While it may be tempting to crank up the gain in using a preamplifier, you will quickly reach a point where the receiver gets saturated and the noise floor starts rising again. Remember, the goal is signal-to-noise ratio, meaning how far above the noise floor your target signal is. The rule of thumb that has been well established by industry giants like Motorola, is 6 dB gain is about the most you would want to use. If your preamplifier has more gain than this, use an attenuator to bring down the gain to a reasonable level (hint: variable attenuators are a great way to dial things in on your system before ordering a permanent attenuator of a fixed value).
Whenever using a preamplifier in your antenna system, you should always place filtering ahead of it to only allow transmissions of interest to make it to the preamplifier. Bandpass filters (also known as preselectors) are perfect for this task, and help ensure that transmissions outside of your target spectrum don’t interfere with what you’re trying to listen to. If you look at most commercial receiver multicoupler systems, you will notice that virtually all of them include a bandpass filter ahead of the preamplifier for this very reason.
Getting back to basics though, first and foremost, ensure that you are using a high quality, commercial grade receiver from the likes of Kenwood, Motorola, etc. Preamplifiers became prominent in two-way radio in response to relatively deaf receivers of decades past; but with many contemporary receivers having excellent sensitivity and a robust front-end, there aren’t nearly as many scenarios in which a preamplifier would be useful in today’s antenna systems. That isn’t to say there is never a time and place, but in most cases, you’ll get as good of performance as you can get by using the right receiver without needing a preamplifier.

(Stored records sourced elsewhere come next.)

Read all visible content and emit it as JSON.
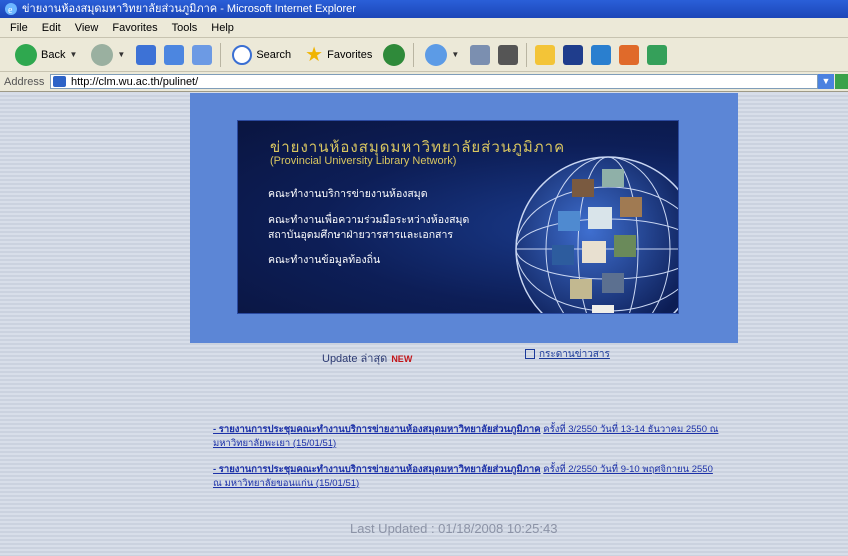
{
  "window": {
    "title": "ข่ายงานห้องสมุดมหาวิทยาลัยส่วนภูมิภาค - Microsoft Internet Explorer"
  },
  "menubar": [
    "File",
    "Edit",
    "View",
    "Favorites",
    "Tools",
    "Help"
  ],
  "toolbar": {
    "back": "Back",
    "search": "Search",
    "favorites": "Favorites"
  },
  "address": {
    "label": "Address",
    "url": "http://clm.wu.ac.th/pulinet/"
  },
  "banner": {
    "title": "ข่ายงานห้องสมุดมหาวิทยาลัยส่วนภูมิภาค",
    "subtitle": "(Provincial University Library Network)",
    "items": [
      "คณะทำงานบริการข่ายงานห้องสมุด",
      "คณะทำงานเพื่อความร่วมมือระหว่างห้องสมุด",
      "สถาบันอุดมศึกษาฝ่ายวารสารและเอกสาร",
      "คณะทำงานข้อมูลท้องถิ่น"
    ]
  },
  "update": {
    "label": "Update ล่าสุด",
    "badge": "NEW"
  },
  "messages_link": "กระดานข่าวสาร",
  "news": [
    {
      "bold": "- รายงานการประชุมคณะทำงานบริการข่ายงานห้องสมุดมหาวิทยาลัยส่วนภูมิภาค",
      "rest": "ครั้งที่ 3/2550 วันที่ 13-14 ธันวาคม 2550 ณ มหาวิทยาลัยพะเยา (15/01/51)"
    },
    {
      "bold": "- รายงานการประชุมคณะทำงานบริการข่ายงานห้องสมุดมหาวิทยาลัยส่วนภูมิภาค",
      "rest": "ครั้งที่ 2/2550 วันที่ 9-10 พฤศจิกายน 2550 ณ มหาวิทยาลัยขอนแก่น (15/01/51)"
    }
  ],
  "last_updated": "Last Updated : 01/18/2008 10:25:43",
  "colors": {
    "banner_title": "#d9c660",
    "link": "#1c31a8",
    "frame": "#5c86d6"
  }
}
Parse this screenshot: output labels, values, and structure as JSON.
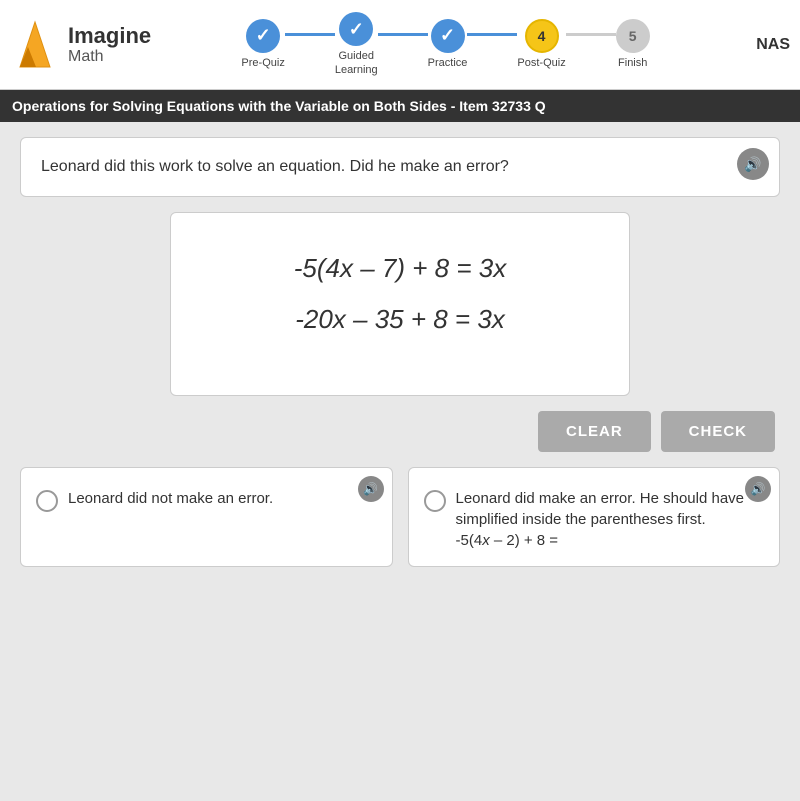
{
  "header": {
    "logo_imagine": "Imagine",
    "logo_math": "Math",
    "nas_label": "NAS"
  },
  "progress": {
    "steps": [
      {
        "id": "pre-quiz",
        "label": "Pre-Quiz",
        "state": "completed",
        "number": "✓"
      },
      {
        "id": "guided-learning",
        "label": "Guided\nLearning",
        "state": "completed",
        "number": "✓"
      },
      {
        "id": "practice",
        "label": "Practice",
        "state": "completed",
        "number": "✓"
      },
      {
        "id": "post-quiz",
        "label": "Post-Quiz",
        "state": "active",
        "number": "4"
      },
      {
        "id": "finish",
        "label": "Finish",
        "state": "future",
        "number": "5"
      }
    ]
  },
  "title_bar": {
    "text": "Operations for Solving Equations with the Variable on Both Sides - Item 32733  Q"
  },
  "question": {
    "text": "Leonard did this work to solve an equation. Did he make an error?",
    "speaker_label": "🔊"
  },
  "math_display": {
    "line1": "-5(4x – 7) + 8 = 3x",
    "line2": "-20x – 35 + 8 = 3x"
  },
  "buttons": {
    "clear_label": "CLEAR",
    "check_label": "CHECK"
  },
  "answer_options": [
    {
      "id": "option-a",
      "text": "Leonard did not make an error.",
      "speaker_label": "🔊"
    },
    {
      "id": "option-b",
      "text": "Leonard did make an error. He should have simplified inside the parentheses first.\n-5(4x – 2) + 8 =",
      "speaker_label": "🔊"
    }
  ]
}
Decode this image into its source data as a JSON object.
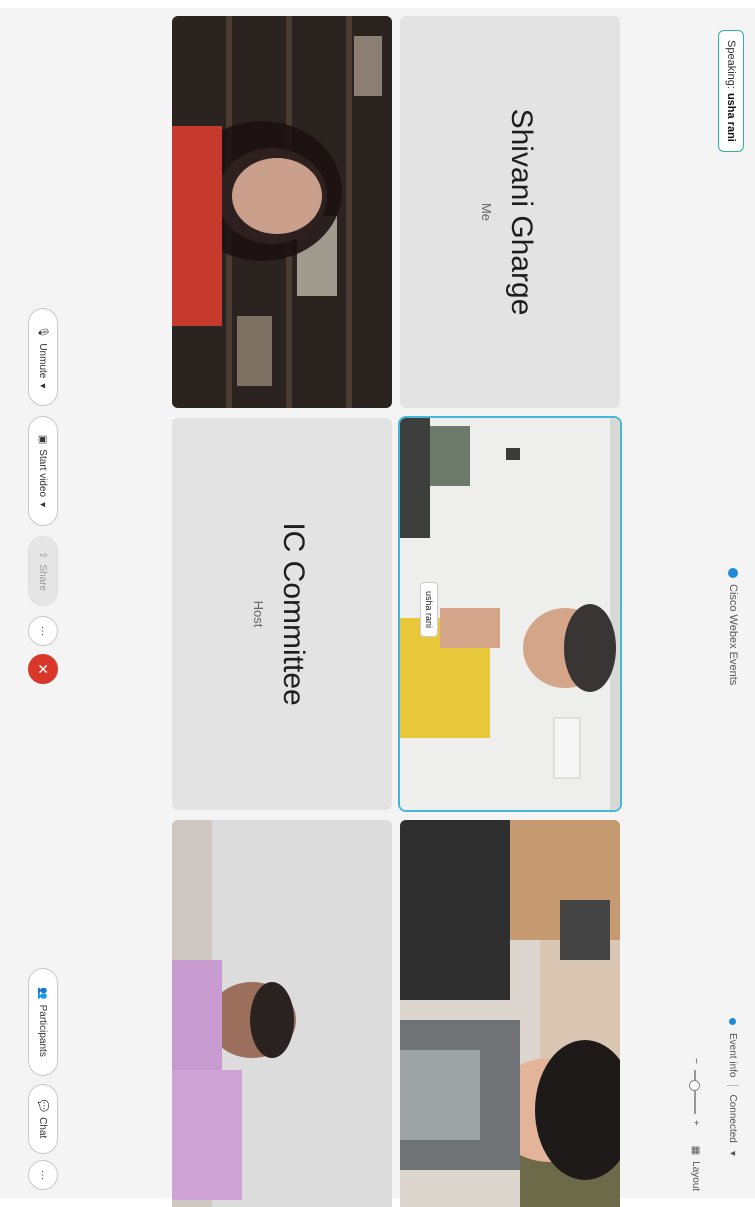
{
  "speaking": {
    "label": "Speaking:",
    "name": "usha rani"
  },
  "meeting_title": "Cisco Webex Events",
  "top_right": {
    "event_info": "Event info",
    "connected": "Connected"
  },
  "layout_label": "Layout",
  "zoom": {
    "minus": "−",
    "plus": "+"
  },
  "tiles": [
    {
      "name": "Shivani Gharge",
      "subtitle": "Me",
      "type": "placeholder"
    },
    {
      "name": "usha rani",
      "type": "video",
      "active": true
    },
    {
      "type": "video"
    },
    {
      "type": "video"
    },
    {
      "name": "IC Committee",
      "subtitle": "Host",
      "type": "placeholder"
    },
    {
      "type": "video"
    }
  ],
  "controls": {
    "unmute": "Unmute",
    "start_video": "Start video",
    "share": "Share",
    "more": "···",
    "leave": "✕",
    "participants": "Participants",
    "chat": "Chat",
    "overflow": "···"
  },
  "colors": {
    "accent": "#46b7d6",
    "leave": "#d9372b",
    "speaking_border": "#2bb5a0"
  }
}
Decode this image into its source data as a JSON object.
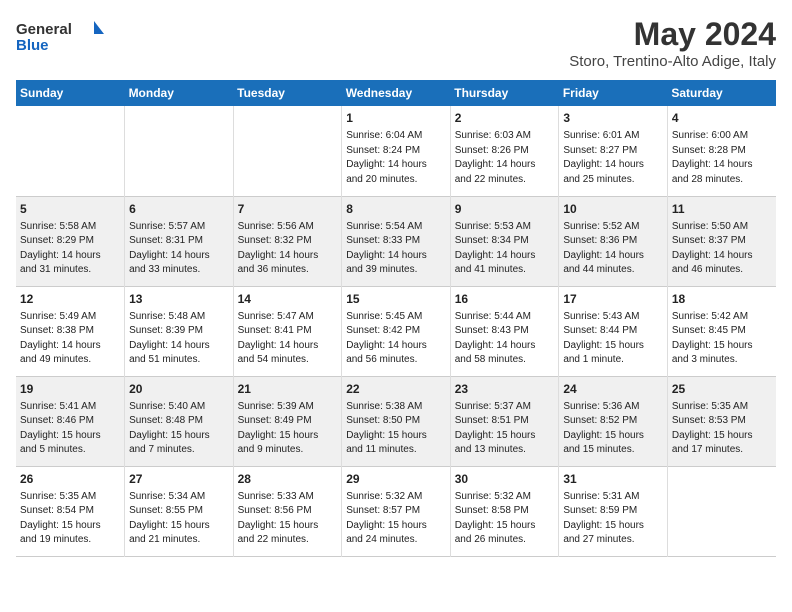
{
  "logo": {
    "general": "General",
    "blue": "Blue"
  },
  "title": "May 2024",
  "subtitle": "Storo, Trentino-Alto Adige, Italy",
  "days_header": [
    "Sunday",
    "Monday",
    "Tuesday",
    "Wednesday",
    "Thursday",
    "Friday",
    "Saturday"
  ],
  "weeks": [
    [
      {
        "day": "",
        "info": ""
      },
      {
        "day": "",
        "info": ""
      },
      {
        "day": "",
        "info": ""
      },
      {
        "day": "1",
        "info": "Sunrise: 6:04 AM\nSunset: 8:24 PM\nDaylight: 14 hours\nand 20 minutes."
      },
      {
        "day": "2",
        "info": "Sunrise: 6:03 AM\nSunset: 8:26 PM\nDaylight: 14 hours\nand 22 minutes."
      },
      {
        "day": "3",
        "info": "Sunrise: 6:01 AM\nSunset: 8:27 PM\nDaylight: 14 hours\nand 25 minutes."
      },
      {
        "day": "4",
        "info": "Sunrise: 6:00 AM\nSunset: 8:28 PM\nDaylight: 14 hours\nand 28 minutes."
      }
    ],
    [
      {
        "day": "5",
        "info": "Sunrise: 5:58 AM\nSunset: 8:29 PM\nDaylight: 14 hours\nand 31 minutes."
      },
      {
        "day": "6",
        "info": "Sunrise: 5:57 AM\nSunset: 8:31 PM\nDaylight: 14 hours\nand 33 minutes."
      },
      {
        "day": "7",
        "info": "Sunrise: 5:56 AM\nSunset: 8:32 PM\nDaylight: 14 hours\nand 36 minutes."
      },
      {
        "day": "8",
        "info": "Sunrise: 5:54 AM\nSunset: 8:33 PM\nDaylight: 14 hours\nand 39 minutes."
      },
      {
        "day": "9",
        "info": "Sunrise: 5:53 AM\nSunset: 8:34 PM\nDaylight: 14 hours\nand 41 minutes."
      },
      {
        "day": "10",
        "info": "Sunrise: 5:52 AM\nSunset: 8:36 PM\nDaylight: 14 hours\nand 44 minutes."
      },
      {
        "day": "11",
        "info": "Sunrise: 5:50 AM\nSunset: 8:37 PM\nDaylight: 14 hours\nand 46 minutes."
      }
    ],
    [
      {
        "day": "12",
        "info": "Sunrise: 5:49 AM\nSunset: 8:38 PM\nDaylight: 14 hours\nand 49 minutes."
      },
      {
        "day": "13",
        "info": "Sunrise: 5:48 AM\nSunset: 8:39 PM\nDaylight: 14 hours\nand 51 minutes."
      },
      {
        "day": "14",
        "info": "Sunrise: 5:47 AM\nSunset: 8:41 PM\nDaylight: 14 hours\nand 54 minutes."
      },
      {
        "day": "15",
        "info": "Sunrise: 5:45 AM\nSunset: 8:42 PM\nDaylight: 14 hours\nand 56 minutes."
      },
      {
        "day": "16",
        "info": "Sunrise: 5:44 AM\nSunset: 8:43 PM\nDaylight: 14 hours\nand 58 minutes."
      },
      {
        "day": "17",
        "info": "Sunrise: 5:43 AM\nSunset: 8:44 PM\nDaylight: 15 hours\nand 1 minute."
      },
      {
        "day": "18",
        "info": "Sunrise: 5:42 AM\nSunset: 8:45 PM\nDaylight: 15 hours\nand 3 minutes."
      }
    ],
    [
      {
        "day": "19",
        "info": "Sunrise: 5:41 AM\nSunset: 8:46 PM\nDaylight: 15 hours\nand 5 minutes."
      },
      {
        "day": "20",
        "info": "Sunrise: 5:40 AM\nSunset: 8:48 PM\nDaylight: 15 hours\nand 7 minutes."
      },
      {
        "day": "21",
        "info": "Sunrise: 5:39 AM\nSunset: 8:49 PM\nDaylight: 15 hours\nand 9 minutes."
      },
      {
        "day": "22",
        "info": "Sunrise: 5:38 AM\nSunset: 8:50 PM\nDaylight: 15 hours\nand 11 minutes."
      },
      {
        "day": "23",
        "info": "Sunrise: 5:37 AM\nSunset: 8:51 PM\nDaylight: 15 hours\nand 13 minutes."
      },
      {
        "day": "24",
        "info": "Sunrise: 5:36 AM\nSunset: 8:52 PM\nDaylight: 15 hours\nand 15 minutes."
      },
      {
        "day": "25",
        "info": "Sunrise: 5:35 AM\nSunset: 8:53 PM\nDaylight: 15 hours\nand 17 minutes."
      }
    ],
    [
      {
        "day": "26",
        "info": "Sunrise: 5:35 AM\nSunset: 8:54 PM\nDaylight: 15 hours\nand 19 minutes."
      },
      {
        "day": "27",
        "info": "Sunrise: 5:34 AM\nSunset: 8:55 PM\nDaylight: 15 hours\nand 21 minutes."
      },
      {
        "day": "28",
        "info": "Sunrise: 5:33 AM\nSunset: 8:56 PM\nDaylight: 15 hours\nand 22 minutes."
      },
      {
        "day": "29",
        "info": "Sunrise: 5:32 AM\nSunset: 8:57 PM\nDaylight: 15 hours\nand 24 minutes."
      },
      {
        "day": "30",
        "info": "Sunrise: 5:32 AM\nSunset: 8:58 PM\nDaylight: 15 hours\nand 26 minutes."
      },
      {
        "day": "31",
        "info": "Sunrise: 5:31 AM\nSunset: 8:59 PM\nDaylight: 15 hours\nand 27 minutes."
      },
      {
        "day": "",
        "info": ""
      }
    ]
  ]
}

Now for the biggest rule of all: antenna height is the single most important factor in reception. Even an antenna height increase of 10′ can make a world of difference sometimes. Trying to cheat by using a preamplifier instead usually won’t work, and should be near the bottom of the list on things to try to improve reception. Focus on maximizing antenna height, using a good quality gain antenna tuned to the correct frequency, low-loss coaxial cable, and a quality receiver first and foremost.